What is this investment?
The Elevation Grant Program provides year-long grants ranging from $20,000 to $250,000 to nonprofit organizations working to reduce violence and strengthen neighborhoods through evidence-based strategies and promising practices within five focus areas: 1) programs to create safe, thriving neighborhoods; 2) services for disengaged youth and young adults; 3) restoration and resilience through mental health and conflict resolution; 4) supports for justice-involved residents; and 5) crisis interventions. The Indianapolis Foundation defines crime prevention broadly as “any effort that seeks to reduce initial or chronic interaction with criminal and/or juvenile legal systems and increase the safety of Indianapolis residents and their neighborhoods.” This change has opened the door for organizations who may not have been considered under the crime prevention umbrella, previously.
The Indianapolis Foundation closed applications for their sixth and final grant cycle in June 2024. For each round of funding, The Foundation determined a set of priorities to address specific root causes of violent crime, whether it be through establishing more connected and engaged neighborhoods or providing educational and mental health supports. This emphasis flows from their theory of change, inspired by a comprehensive community safety measurement framework developed with communities impacted by crime and disinvestment. The framework focuses on the presence of elements such as economic security, public services, and community power, in addition to the absence of crime.
Grantees have included a range of organizations offering tailored programs for specific segments of the population, such as Keys2Work, which helps homeless and justice-involved individuals successfully transition into the workforce; Sea Scope, which is focusing on diversity in science and aquatics; and the George Washington HUB Club, which provides academic assistance, community involvement opportunities, and enriching activities for youth.
Centering equity in the program
Both The Indianapolis Foundation and the City’s Office of Public Health and Safety are committed to advancing racial equity through their work. The Foundation adopted an equity framework in 2019 that aims to address root causes, eliminate disparities, and address system-level reforms rather than one-off projects. The Foundation seeks to fund organizations that provide under-appreciated, marginalized populations with quality programming focused on outcomes and designed with the communities they seek to serve. In his first term, Mayor Hogsett re-envisioned how to address crime by forming a new office dedicated to addressing the root causes of crime and violence—The Office of Public Health and Safety (OPHS). His vision was to pour resources into areas that did not have dedicated investments previously to support a community-based approach to reducing violence.
As a part of their equity focus, both OPHS and The Foundation recognized the importance of investing in grassroots organizations already rooted in communities, defined as a resident-led entity operating under community values, shared power, and decision-making, and supported by an organizational budget of up to $250,000. Alicia Collins, senior consultant for the Elevation Grant Program, emphasized the intentional racial equity lens used from the beginning. “We had to ensure that we were getting BIPOC-led organizations, those who may not have the benefit of being in traditional leadership roles before, as other nonprofits or other grantees,” Collins says.

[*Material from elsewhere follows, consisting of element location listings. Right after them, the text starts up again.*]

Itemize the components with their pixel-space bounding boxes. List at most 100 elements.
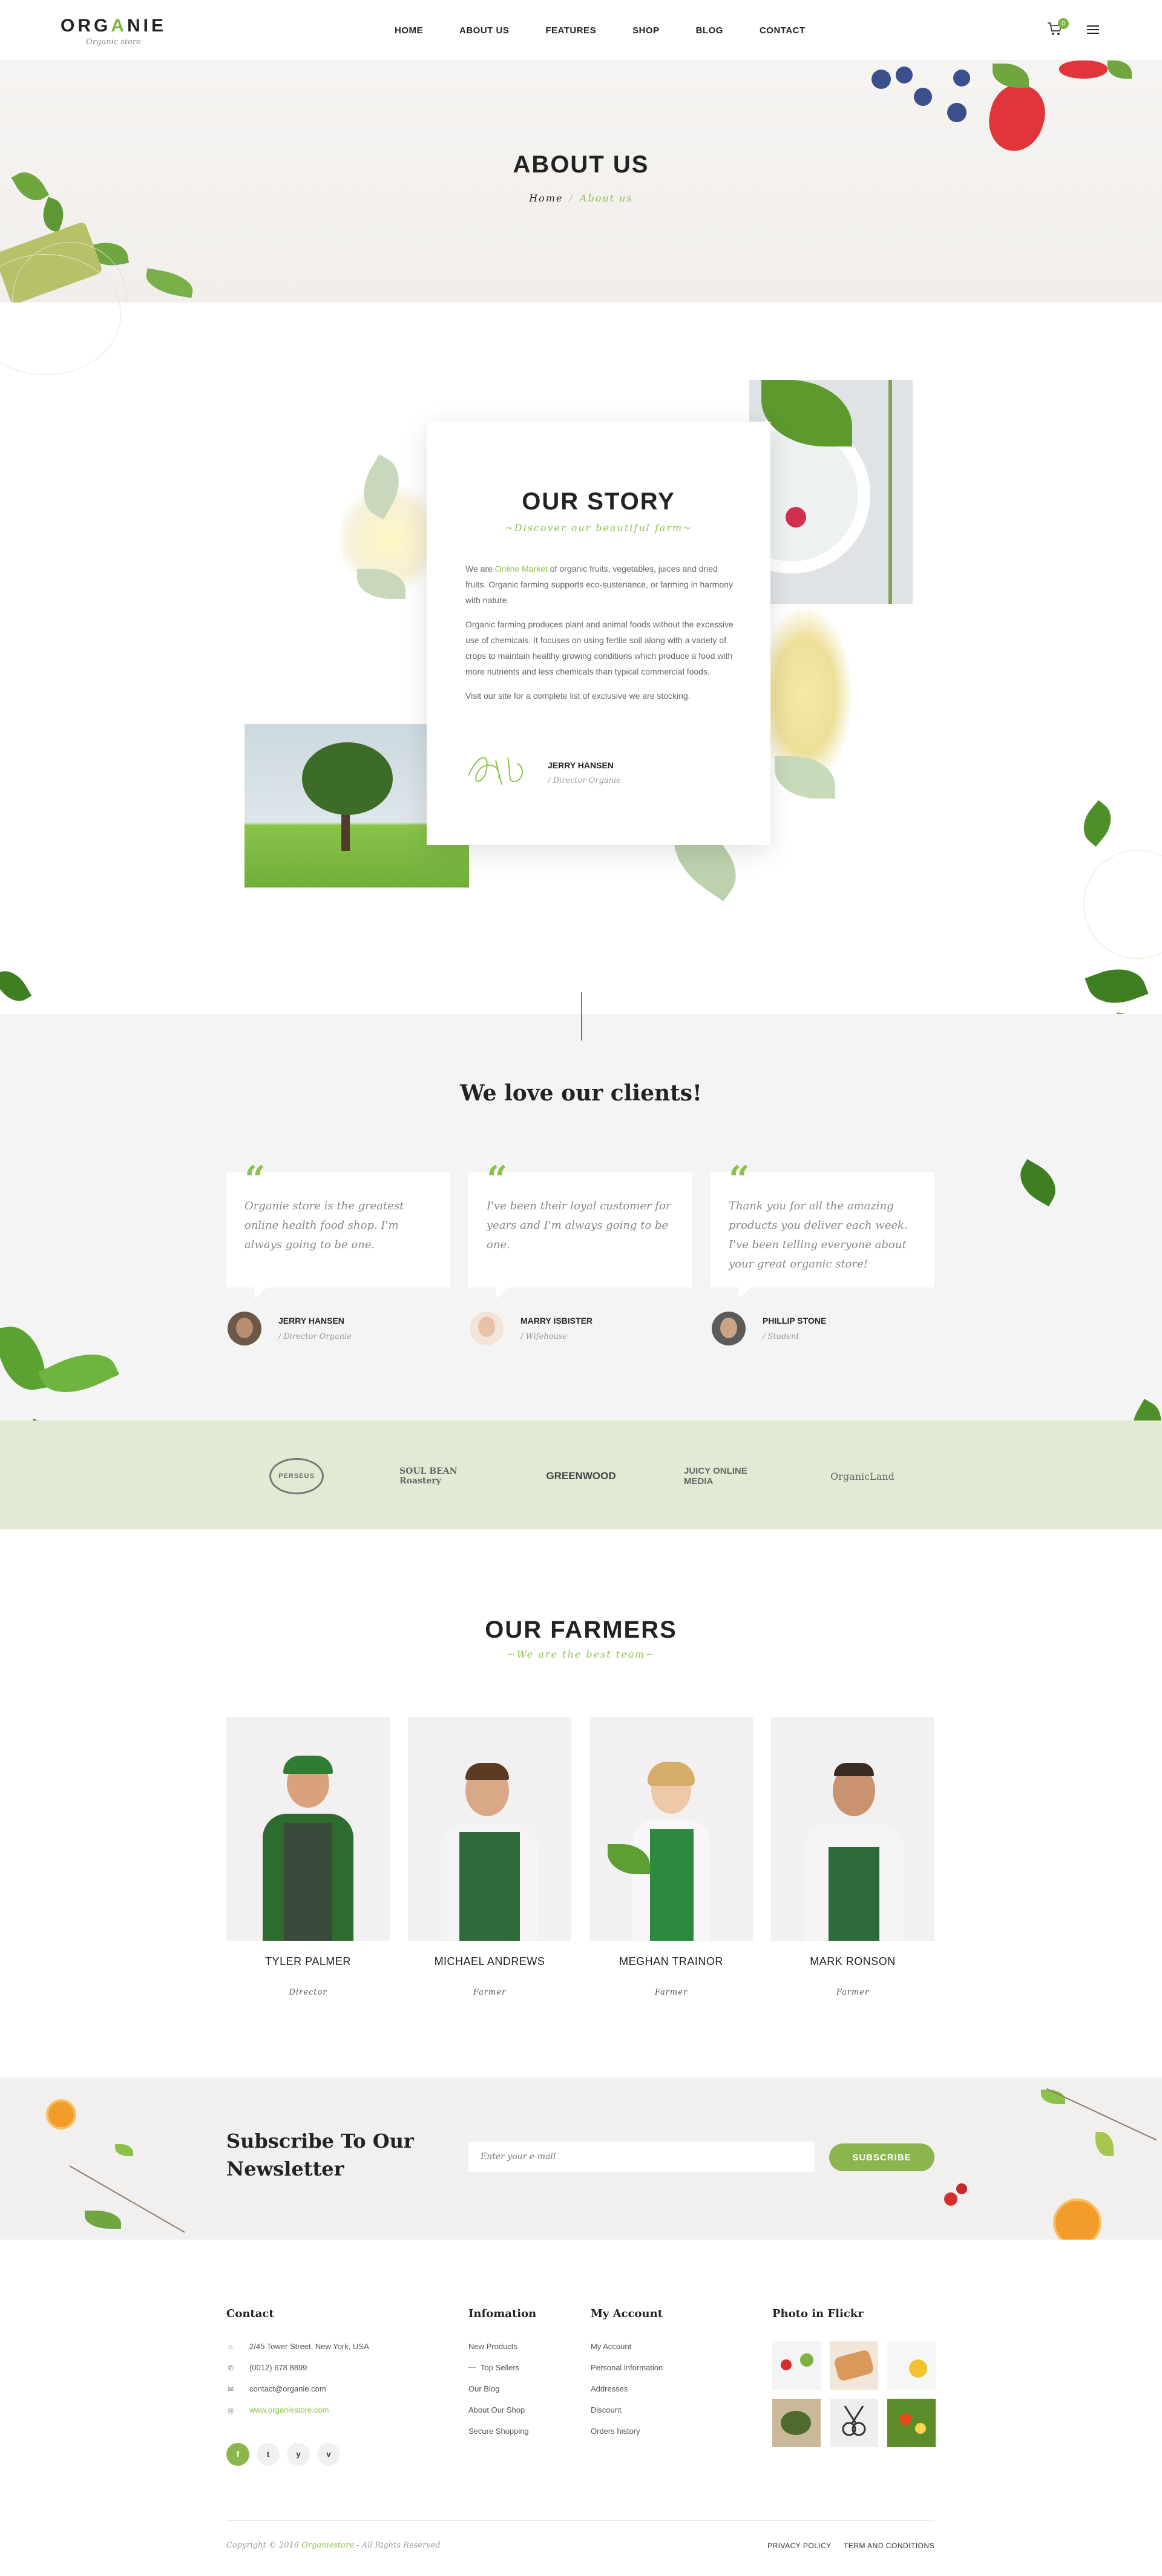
- newsletter-email-input[interactable]: [468, 2142, 815, 2172]
- main-nav: HOME ABOUT US FEATURES SHOP BLOG CONTACT: [395, 0, 842, 60]
- footer-info-link[interactable]: Top Sellers: [481, 2363, 519, 2372]
- copyright-brand-link[interactable]: Organiestore: [301, 2541, 354, 2550]
- site-header: ORGANIE Organic store HOME ABOUT US FEAT…: [0, 0, 1162, 60]
- footer-account-title: My Account: [591, 2307, 663, 2320]
- story-title: OUR STORY: [522, 488, 675, 515]
- logo-text-end: NIE: [127, 16, 167, 36]
- signature-image: [468, 757, 523, 785]
- nav-shop[interactable]: SHOP: [632, 25, 660, 36]
- brand-logo-perseus[interactable]: PERSEUS: [266, 1458, 327, 1494]
- leaf-decoration: [993, 64, 1029, 88]
- hamburger-menu-icon[interactable]: [1087, 25, 1099, 35]
- testimonial-author-name: JERRY HANSEN: [278, 1316, 344, 1326]
- footer-info-link[interactable]: About Our Shop: [468, 2405, 525, 2414]
- online-market-link[interactable]: Online Market: [495, 564, 548, 574]
- berry-decoration: [956, 2183, 967, 2194]
- hover-dash-icon: [468, 2367, 476, 2368]
- farmer-photo: [771, 1717, 934, 1941]
- nav-about-us[interactable]: ABOUT US: [459, 25, 509, 36]
- footer-divider: [226, 2520, 934, 2521]
- leaf-decoration: [1108, 60, 1132, 79]
- story-subtitle: ~Discover our beautiful farm~: [505, 522, 692, 534]
- copyright-text: - All Rights Reserved: [354, 2541, 441, 2550]
- brand-logo-soul-bean[interactable]: SOUL BEAN Roastery: [399, 1458, 478, 1494]
- newsletter-title: Subscribe To Our Newsletter: [226, 2127, 414, 2183]
- farmer-photo: [589, 1717, 753, 1941]
- logo-tagline: Organic store: [86, 38, 141, 47]
- phone-icon: ✆: [227, 2364, 234, 2372]
- youtube-icon[interactable]: y: [287, 2443, 310, 2466]
- strawberry-decoration: [982, 79, 1052, 157]
- radish-plate-image: [749, 380, 913, 604]
- story-paragraph: Visit our site for a complete list of ex…: [465, 691, 691, 701]
- privacy-policy-link[interactable]: PRIVACY POLICY: [767, 2542, 832, 2550]
- testimonial-card: “ Thank you for all the amazing products…: [711, 1162, 934, 1298]
- footer-info-link[interactable]: New Products: [468, 2342, 517, 2351]
- cart-icon[interactable]: 0: [1047, 18, 1069, 39]
- email-icon: ✉: [227, 2385, 234, 2393]
- leaf-decoration: [115, 2144, 133, 2156]
- logo-text-start: ORG: [61, 16, 111, 36]
- footer-account-link[interactable]: Addresses: [591, 2384, 628, 2393]
- logo[interactable]: ORGANIE Organic store: [61, 16, 166, 47]
- subscribe-button[interactable]: SUBSCRIBE: [829, 2143, 934, 2171]
- testimonial-text: Thank you for all the amazing products y…: [729, 1200, 908, 1270]
- facebook-icon[interactable]: f: [226, 2443, 249, 2466]
- nav-blog[interactable]: BLOG: [696, 25, 723, 36]
- nav-home[interactable]: HOME: [395, 25, 423, 36]
- footer-account-link[interactable]: Discount: [591, 2405, 622, 2414]
- footer-website[interactable]: www.organiestore.com: [249, 2405, 329, 2414]
- footer-account-link[interactable]: Orders history: [591, 2427, 640, 2436]
- testimonial-author-name: MARRY ISBISTER: [520, 1316, 593, 1326]
- testimonial-card: “ I've been their loyal customer for yea…: [468, 1162, 692, 1298]
- logo-text-mark: A: [111, 16, 128, 36]
- avatar: [228, 1312, 261, 1345]
- flickr-photo[interactable]: [772, 2341, 821, 2390]
- farmer-role: Farmer: [836, 1988, 870, 1997]
- testimonial-text: I've been their loyal customer for years…: [487, 1200, 671, 1251]
- flickr-photo[interactable]: [830, 2399, 878, 2447]
- flickr-photo[interactable]: [887, 2341, 936, 2390]
- footer-account-link[interactable]: Personal information: [591, 2363, 663, 2372]
- footer-phone: (0012) 678 8899: [249, 2363, 307, 2372]
- berry-decoration: [953, 70, 970, 87]
- our-story-card: OUR STORY ~Discover our beautiful farm~ …: [427, 422, 770, 845]
- twitter-icon[interactable]: t: [257, 2443, 280, 2466]
- testimonial-author-role: / Director Organie: [278, 1332, 352, 1341]
- breadcrumb-separator: /: [569, 192, 574, 204]
- footer-info-link[interactable]: Secure Shopping: [468, 2427, 529, 2436]
- farmer-name: MEGHAN TRAINOR: [619, 1955, 723, 1967]
- avatar: [712, 1312, 746, 1345]
- breadcrumb-home[interactable]: Home: [529, 192, 563, 204]
- terms-link[interactable]: TERM AND CONDITIONS: [844, 2542, 934, 2550]
- brand-logo-juicy-online-media[interactable]: JUICY ONLINE MEDIA: [684, 1458, 763, 1494]
- newsletter-title-line: Newsletter: [226, 2157, 344, 2180]
- leaf-decoration: [1074, 800, 1120, 847]
- farmer-photo: [408, 1717, 571, 1941]
- footer-account-link[interactable]: My Account: [591, 2342, 631, 2351]
- footer-flickr-title: Photo in Flickr: [772, 2307, 864, 2320]
- footer-email[interactable]: contact@organie.com: [249, 2384, 326, 2393]
- footer-contact-title: Contact: [226, 2307, 274, 2320]
- farmer-role: Farmer: [654, 1988, 688, 1997]
- footer-info-link[interactable]: Our Blog: [468, 2384, 499, 2393]
- nav-contact[interactable]: CONTACT: [760, 25, 806, 36]
- farmer-name: MARK RONSON: [810, 1955, 896, 1967]
- page-banner: ABOUT US Home / About us: [0, 60, 1162, 302]
- farmer-role: Director: [289, 1988, 327, 1997]
- flickr-photo[interactable]: [772, 2399, 821, 2447]
- breadcrumb: Home / About us: [0, 192, 1162, 204]
- vimeo-icon[interactable]: v: [317, 2443, 340, 2466]
- flickr-photo[interactable]: [830, 2341, 878, 2390]
- flickr-photo[interactable]: [887, 2399, 936, 2447]
- avatar: [470, 1312, 504, 1345]
- brand-logo-greenwood[interactable]: GREENWOOD: [539, 1458, 623, 1494]
- brand-logo-organicland[interactable]: OrganicLand: [823, 1458, 902, 1494]
- farmer-role: Farmer: [473, 1988, 507, 1997]
- copyright: Copyright © 2016 Organiestore - All Righ…: [226, 2541, 441, 2550]
- quote-icon: “: [487, 1159, 508, 1201]
- nav-features[interactable]: FEATURES: [545, 25, 596, 36]
- footer-info-title: Infomation: [468, 2307, 537, 2320]
- story-text-intro: We are: [465, 564, 495, 574]
- quote-icon: “: [729, 1159, 750, 1201]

The team believes that investing in these organizations that are already doing positive work in Black and Brown neighborhoods can have reverberating impacts. “If you know how to manage a business, then you're also teaching the generations after you how to manage their money and manage their business and sustain something," Rodriguez says. Through the six rounds of the program, 24 percent of the organizations were grassroots and 37 percent had never received an award for their work in crime prevention.
In addition to providing funding, the Elevation Grant Program provides regular workshops, training, and 1:1 coaching to help organizations sustain themselves and grow. “We're calling it infrastructure development,” Ross says. “To name the fact that it's not that there's a deficit in the community or with these leaders, the deficit is in the fact that they have not been provided the resources to create the infrastructure that is necessary for them to sustain and build.”
The biggest challenges for the program have related to the processes involved in using federal funds to quickly scale up the program. At the onset of the program, The Foundation had to make the case to the City to structure it as a traditional grant program with an upfront lump-sum payment versus a contract where the nonprofit organizations would pay for program costs and be reimbursed by the City, knowing this was crucial to reaching grassroots organizations. Reporting has also been challenging, given the program’s focus on small nonprofits new to using public funds. Despite these challenges, the team feels that their institutions are level-setting around processes and expectations, and that both organizations have built valuable new infrastructure to support the program.
Outcomes to date
The Elevation Grant Program awarded 237 grants to 125 organizations over six rounds of grantmaking. Over the first five rounds of grants, 80 percent of grantees were Black and Brown-led community organizations. This share declined to 60 percent for the sixth round of grantmaking, which had a stronger focus on the likely sustainability of grantees after the end of the grant period.
So far, the grant program has won its bet on grassroots organizations. Of the 186 grants made through the fifth round of grants, only seven have been canceled due to a lack of financial compliance, providing solid evidence that small organizations deeply rooted in marginalized communities can—and should be—included as formal, funded partners in community transformation efforts.
In addition to measuring program progress through grantee reporting on demographics and performance metrics, The Foundation has contracted with Indiana University’s Center for Research on Inclusion and Social Policy (CRISP) to evaluate the program, which will be complete at the end of 2025.
Outcome data from the first two rounds of the program show that the Elevation Grant’s 81 grantees helped at least 36,990 people in communities of need. Of those helped by Elevation Grant programs, 73 percent identified as Black or African American and 16 percent identified as Latinx, while 49 percent also identified as female. In addition, 36 percent of those who received services in association with the program were between the ages of 12 and 19.
Youth involved with these programs reported feeling increased positive coping skills, an ability to build self-awareness and healthy relationships, the reduction of stress, confidence managing daily emotions, and overall positive attitude changes. To date, the program’s grantees have not experienced any deaths or gun violence among families or clients. Additionally, the programs focused on recidivism and reentry have successfully reduced the recidivism rate to 34 percent, compared to Marion County’s overall rate of 46 percent.
The Foundation is charting these intermediate outcomes as well as noting the growing stability of newer, traditionally overlooked community organizations that have been able to leverage the additional funds to grow their budgets.
Toward transformative change
As the project nears the end of the ARPA funding, the City and The Indianapolis Foundation are considering the future of the Elevation Grant Program. The Indianapolis Foundation plans to adopt a new strategic plan. The Foundation’s Vice President of Grantmaking Andrew Black says the Elevation Grant Program will play a key role in The Foundation’s effort to promote health equity by addressing the root causes of violent crimes and recidivism. Meanwhile, Indianapolis has proposed to continue crime prevention funding in its 2025 budget proposals. Funding beyond 2025 will be determined based on the comprehensive evaluation of the program provided by The Indianapolis Foundation. The Indianapolis City-County Council is currently reviewing all 2025 budget recommendations.
The continuation of the Elevation Grant Program over the past few years has led to a stronger relationship between the City and The Indianapolis Foundation. The two sides have adopted a shared language on equity issues and have improved some of its bureaucratic processes to better aid The Foundation, ultimately developing a shared narrative around violence prevention. “My hope is that because we do so well in these things, that in 20 years we won't have as much crime because we made those initial investments that had not ever been done before,” Rodriguez says.